Aggressive mode approaches 94% discount for comment-heavy codebases the place JSDoc and inline documentation represent a big share of whole tokens. Nevertheless, aggressive compression can degrade LLM output high quality on duties requiring fine-grained reasoning. In testing, GPT-4o didn’t determine a race situation underneath aggressive compression that it caught underneath reasonable. To validate in your personal use circumstances, compress a consultant file at every stage, ship similar prompts, and diff the responses.

Greatest Practices and Pitfalls

When NOT to Compress

Token compression is counterproductive in a number of situations. In case your immediate depends on line numbers for debugging context, compression will break these references by stripping whitespace and clean traces. If the LLM should touch upon code type, formatting conventions, or readability, it wants the unique formatting intact. Information containing feedback with vital area context, similar to regulatory compliance notes or enterprise logic explanations, must be excluded through .headroomrc.json patterns or the headroom:hold pragma.

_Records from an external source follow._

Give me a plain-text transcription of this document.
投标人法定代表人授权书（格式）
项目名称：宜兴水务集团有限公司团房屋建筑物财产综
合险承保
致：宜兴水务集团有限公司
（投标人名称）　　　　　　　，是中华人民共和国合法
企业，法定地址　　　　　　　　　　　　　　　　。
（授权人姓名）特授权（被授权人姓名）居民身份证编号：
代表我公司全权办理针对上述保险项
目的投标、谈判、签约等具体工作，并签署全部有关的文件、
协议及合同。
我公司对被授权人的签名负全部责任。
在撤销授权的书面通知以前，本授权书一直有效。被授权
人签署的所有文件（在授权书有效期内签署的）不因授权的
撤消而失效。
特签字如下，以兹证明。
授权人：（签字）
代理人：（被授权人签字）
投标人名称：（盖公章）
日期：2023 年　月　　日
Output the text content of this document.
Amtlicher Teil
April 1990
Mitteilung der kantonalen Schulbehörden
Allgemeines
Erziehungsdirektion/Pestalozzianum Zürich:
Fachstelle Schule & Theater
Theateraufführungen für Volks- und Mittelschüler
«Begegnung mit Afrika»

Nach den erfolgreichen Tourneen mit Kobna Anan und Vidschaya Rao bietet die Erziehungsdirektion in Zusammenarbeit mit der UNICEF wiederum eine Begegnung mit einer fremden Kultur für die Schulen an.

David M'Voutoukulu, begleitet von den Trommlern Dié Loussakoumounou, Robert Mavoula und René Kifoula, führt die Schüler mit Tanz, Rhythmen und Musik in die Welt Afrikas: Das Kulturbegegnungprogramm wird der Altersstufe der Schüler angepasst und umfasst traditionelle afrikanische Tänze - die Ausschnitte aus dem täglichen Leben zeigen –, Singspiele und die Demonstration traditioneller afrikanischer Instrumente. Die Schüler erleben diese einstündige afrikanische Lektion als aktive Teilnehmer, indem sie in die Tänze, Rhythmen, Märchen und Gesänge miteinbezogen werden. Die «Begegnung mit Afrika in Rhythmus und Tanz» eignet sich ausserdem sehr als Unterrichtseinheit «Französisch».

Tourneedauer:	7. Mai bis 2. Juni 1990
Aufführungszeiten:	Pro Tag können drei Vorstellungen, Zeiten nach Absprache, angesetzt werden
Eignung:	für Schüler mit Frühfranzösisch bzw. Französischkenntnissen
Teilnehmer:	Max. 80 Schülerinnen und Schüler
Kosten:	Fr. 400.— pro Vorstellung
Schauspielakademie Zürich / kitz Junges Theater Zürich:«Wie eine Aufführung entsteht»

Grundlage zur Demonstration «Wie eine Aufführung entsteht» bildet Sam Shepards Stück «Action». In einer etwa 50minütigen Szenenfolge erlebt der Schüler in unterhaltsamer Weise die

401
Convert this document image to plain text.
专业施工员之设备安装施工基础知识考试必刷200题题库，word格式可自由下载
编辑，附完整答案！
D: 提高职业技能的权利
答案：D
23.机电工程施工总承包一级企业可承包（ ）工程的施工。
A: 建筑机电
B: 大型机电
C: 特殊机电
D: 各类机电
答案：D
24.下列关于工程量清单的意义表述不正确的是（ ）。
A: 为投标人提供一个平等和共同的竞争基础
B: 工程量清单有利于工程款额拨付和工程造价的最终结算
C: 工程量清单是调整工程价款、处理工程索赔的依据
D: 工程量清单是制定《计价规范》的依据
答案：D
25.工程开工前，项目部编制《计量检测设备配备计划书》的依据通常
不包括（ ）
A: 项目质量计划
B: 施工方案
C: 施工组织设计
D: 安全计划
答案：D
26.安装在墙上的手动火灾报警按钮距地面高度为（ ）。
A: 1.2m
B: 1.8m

Balancing Compression vs. Comprehension

Begin with the mild stage and consider LLM output high quality as a baseline. The reasonable stage works because the default for many manufacturing pipelines. Reserve aggressive compression for large-context summarization, the place the LLM must ingest a complete codebase to reply architectural questions, maximizing financial savings the place precision on particular person traces issues least.

Safety Concerns

headroom processes all information regionally. No supply code is transmitted to exterior servers throughout compression. Confirm by auditing the supply on the challenge’s GitHub repository or monitoring community site visitors throughout a compression run with a device similar to mitmproxy. For groups with strict compliance necessities, the open-source codebase might be audited straight.

Implementation Guidelines

☐ Confirm headroom-cli on npm matches this device (npm view headroom-cli)
☐ Set up headroom-cli globally (npm set up -g headroom-cli)
☐ Run headroom --help to confirm set up and ensure accessible flags
☐ Check single-file compression with --dry-run (headroom compress src/App.jsx --dry-run)
☐ Create .headroomrc.json with project-specific settings
☐ Select compression stage (mild/reasonable/aggressive) based mostly on use case
☐ Add headroom to npm scripts for CI/pre-commit hooks
☐ Set OPENAI_API_KEY surroundings variable if utilizing programmatic API integration
☐ Confirm compress() export form matches anticipated return keys (node -e "const h=require('headroom-cli');console.log(Object.keys(h))")
☐ Combine programmatically into LLM API name pipeline
☐ Benchmark token financial savings in opposition to your precise API prices
☐ Monitor LLM output high quality at chosen compression stage
☐ Arrange a Datadog or Grafana dashboard monitoring token spend earlier than and after compression

Cease Paying for Tokens That Do not Matter

headroom delivers fast, measurable price discount with minimal setup. In examined JavaScript and TypeScript initiatives, token reductions ranged from 60-94% relying on compression stage, scaling from small part libraries to giant SaaS codebases. Set up headroom, run the dry-run benchmark on an present challenge, and measure the precise financial savings in opposition to present API spend. The headroom GitHub repository accommodates full documentation, extra language help particulars, and contribution pointers; discover the URL through npm view headroom-cli homepage or the package deal’s npm web page.

The tokens that do not contribute to LLM reasoning should not contribute to the invoice both.